Extract the openvpn.zip file you downloaded previously from your Synology server and find the ca.crt file inside. We will be using this file shortly. Click the Viscosity icon in the menu bar (Windows: system tray) and select 'Preferences...':
This shows you the list of available VPN connections. We assume you recently installed Viscosity, so this list should be empty. Click on the '+' button and select 'New Connection':
Configuring the Connection
You will now need to set the connection parameters as outlined below:
- In the General tab, replace the connection name with your desired name for the connection, for example "DemoConnection".
- Replace the "Address" field with the IP address needed to connect to the server. If the Synology server is directly reachable from the internet this will be its IP address. If the server is behind a router and port-forwarding has been set up this should be the external IP address of your router (please see the section above).
- Click the Authentication tab. Check the "Use Username/Password authentication" option.
- Click the
Select ...
button next to the CA option. Find the ca.crt file we extracted from the openvpn.zip file earlier and select it. - Click on the Options tab and set the Compression drop down to
Off
. - Click on the Networking tab and enter "10.8.0.1" into the "Servers" field in the DNS Settings section.
- Click on the Advanced tab.

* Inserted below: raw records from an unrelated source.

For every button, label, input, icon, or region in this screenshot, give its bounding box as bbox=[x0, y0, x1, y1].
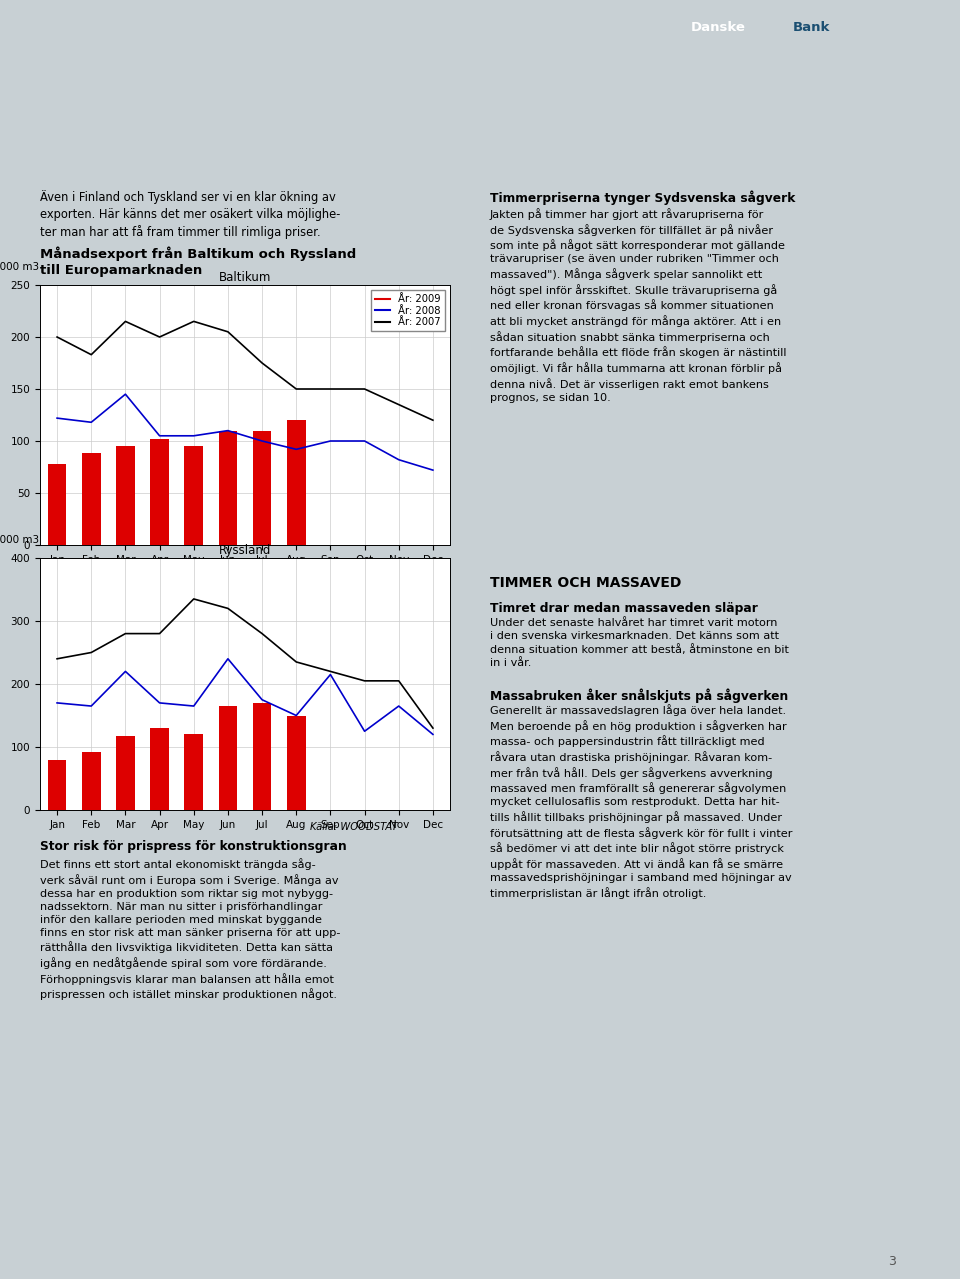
Text: Generellt är massavedslagren låga över hela landet.
Men beroende på en hög produ: Generellt är massavedslagren låga över h… bbox=[490, 703, 792, 899]
Bar bbox=[184, 446, 204, 545]
Text: Timmerpriserna tynger Sydsvenska sågverk: Timmerpriserna tynger Sydsvenska sågverk bbox=[490, 191, 796, 205]
Text: 1000 m3: 1000 m3 bbox=[0, 262, 39, 272]
Title: Ryssland: Ryssland bbox=[219, 544, 271, 556]
Bar bbox=[82, 454, 101, 545]
Text: Månadsexport från Baltikum och Ryssland: Månadsexport från Baltikum och Ryssland bbox=[40, 246, 356, 261]
Text: Massabruken åker snålskjuts på sågverken: Massabruken åker snålskjuts på sågverken bbox=[490, 688, 788, 702]
Bar bbox=[184, 734, 204, 810]
Title: Baltikum: Baltikum bbox=[219, 271, 271, 284]
Bar bbox=[252, 431, 272, 545]
Bar bbox=[287, 421, 305, 545]
Bar bbox=[252, 703, 272, 810]
Text: Källa: WOODSTAT: Källa: WOODSTAT bbox=[310, 822, 397, 833]
Text: Timret drar medan massaveden släpar: Timret drar medan massaveden släpar bbox=[490, 602, 757, 615]
Bar bbox=[48, 464, 66, 545]
Bar bbox=[82, 752, 101, 810]
Bar bbox=[219, 431, 237, 545]
Bar bbox=[150, 439, 169, 545]
Bar bbox=[287, 715, 305, 810]
Text: TIMMER OCH MASSAVED: TIMMER OCH MASSAVED bbox=[490, 576, 682, 590]
Text: 3: 3 bbox=[888, 1255, 896, 1267]
Text: till Europamarknaden: till Europamarknaden bbox=[40, 263, 203, 278]
Text: Det finns ett stort antal ekonomiskt trängda såg-
verk såväl runt om i Europa so: Det finns ett stort antal ekonomiskt trä… bbox=[40, 858, 341, 1000]
Bar bbox=[150, 728, 169, 810]
Bar bbox=[116, 446, 134, 545]
Text: Under det senaste halvåret har timret varit motorn
i den svenska virkesmarknaden: Under det senaste halvåret har timret va… bbox=[490, 618, 789, 669]
Bar bbox=[116, 735, 134, 810]
Text: 1000 m3: 1000 m3 bbox=[0, 536, 39, 545]
Bar bbox=[219, 706, 237, 810]
Text: Stor risk för prispress för konstruktionsgran: Stor risk för prispress för konstruktion… bbox=[40, 840, 347, 853]
Text: Jakten på timmer har gjort att råvarupriserna för
de Sydsvenska sågverken för ti: Jakten på timmer har gjort att råvarupri… bbox=[490, 208, 786, 403]
Text: Bank: Bank bbox=[792, 20, 829, 35]
Text: Danske: Danske bbox=[691, 20, 746, 35]
Legend: År: 2009, År: 2008, År: 2007: År: 2009, År: 2008, År: 2007 bbox=[372, 290, 445, 331]
Text: Även i Finland och Tyskland ser vi en klar ökning av
exporten. Här känns det mer: Även i Finland och Tyskland ser vi en kl… bbox=[40, 191, 341, 239]
Bar bbox=[48, 760, 66, 810]
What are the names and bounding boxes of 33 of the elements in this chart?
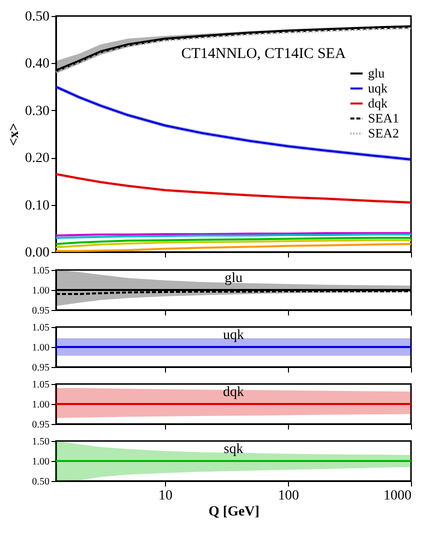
y-tick-label: 1.05 (32, 322, 50, 334)
chart-title: dqk (223, 385, 244, 400)
y-tick-label: 0.95 (32, 362, 50, 374)
x-axis-title: Q [GeV] (208, 504, 260, 520)
y-tick-label: 0.50 (32, 476, 50, 488)
y-tick-label: 1.00 (32, 342, 50, 354)
legend-label: glu (368, 66, 386, 80)
y-tick-label: 1.00 (32, 400, 50, 410)
y-tick-label: 1.00 (32, 286, 50, 296)
y-axis-title: <x> (7, 123, 22, 146)
legend-label: uqk (368, 80, 388, 96)
x-tick-label: 10 (158, 488, 172, 504)
y-tick-label: 0.95 (32, 306, 50, 316)
y-tick-label: 0.95 (32, 420, 50, 430)
y-tick-label: 0.00 (25, 246, 50, 260)
chart-title: uqk (223, 328, 244, 343)
y-tick-label: 0.40 (25, 56, 50, 72)
y-tick-label: 0.50 (25, 10, 50, 24)
chart-title: glu (224, 271, 242, 286)
y-tick-label: 1.00 (32, 456, 50, 468)
text: CT14NNLO, CT14IC SEA (181, 46, 346, 62)
y-tick-label: 1.05 (32, 266, 50, 276)
x-tick-label: 100 (278, 488, 299, 504)
y-tick-label: 0.30 (25, 104, 50, 119)
y-tick-label: 1.05 (32, 380, 50, 390)
y-tick-label: 0.10 (25, 198, 50, 214)
legend-label: SEA1 (368, 110, 400, 126)
legend-label: SEA2 (368, 126, 400, 140)
y-tick-label: 1.50 (32, 436, 50, 448)
chart-title: sqk (224, 442, 244, 457)
y-tick-label: 0.20 (25, 151, 50, 166)
legend-label: dqk (368, 96, 388, 110)
x-tick-label: 1000 (384, 488, 412, 504)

Add the following lines:
cipher AES-256-CBC
auth SHA512
- Click the
Save
button to save your changes.
(Optional) Allowing Access to the Internet
By default the VPN connection will allow access to the file server and other computers on the home/office (LAN) network. However if you also wish to have all internet traffic sent through the VPN connection it's necessary to make a final edit to the connection:
- Double-click on your connection in the Viscosity Preferences window to open the connection editor
- Click on the Networking tab.
- Click the "All Traffic" drop down and select the "Send all traffic over VPN connection" option. It is not necessary to enter a Default Gateway.
- Click the
Save
button.
Connecting and Using Your VPN Connection
You are now ready to connect. Click on the Viscosity icon in the macOS menu bar or Windows system tray to open the Viscosity Menu, select the connection you imported, and Viscosity will connect.
To check that the VPN is up and running, you can open the Details window from the Viscosity Menu. This will allow you to view connection details, traffic and the OpenVPN log.
That's it, you've set up your very own OpenVPN server. Congratulations, you are now free to enjoy the benefits of operating your own OpenVPN server!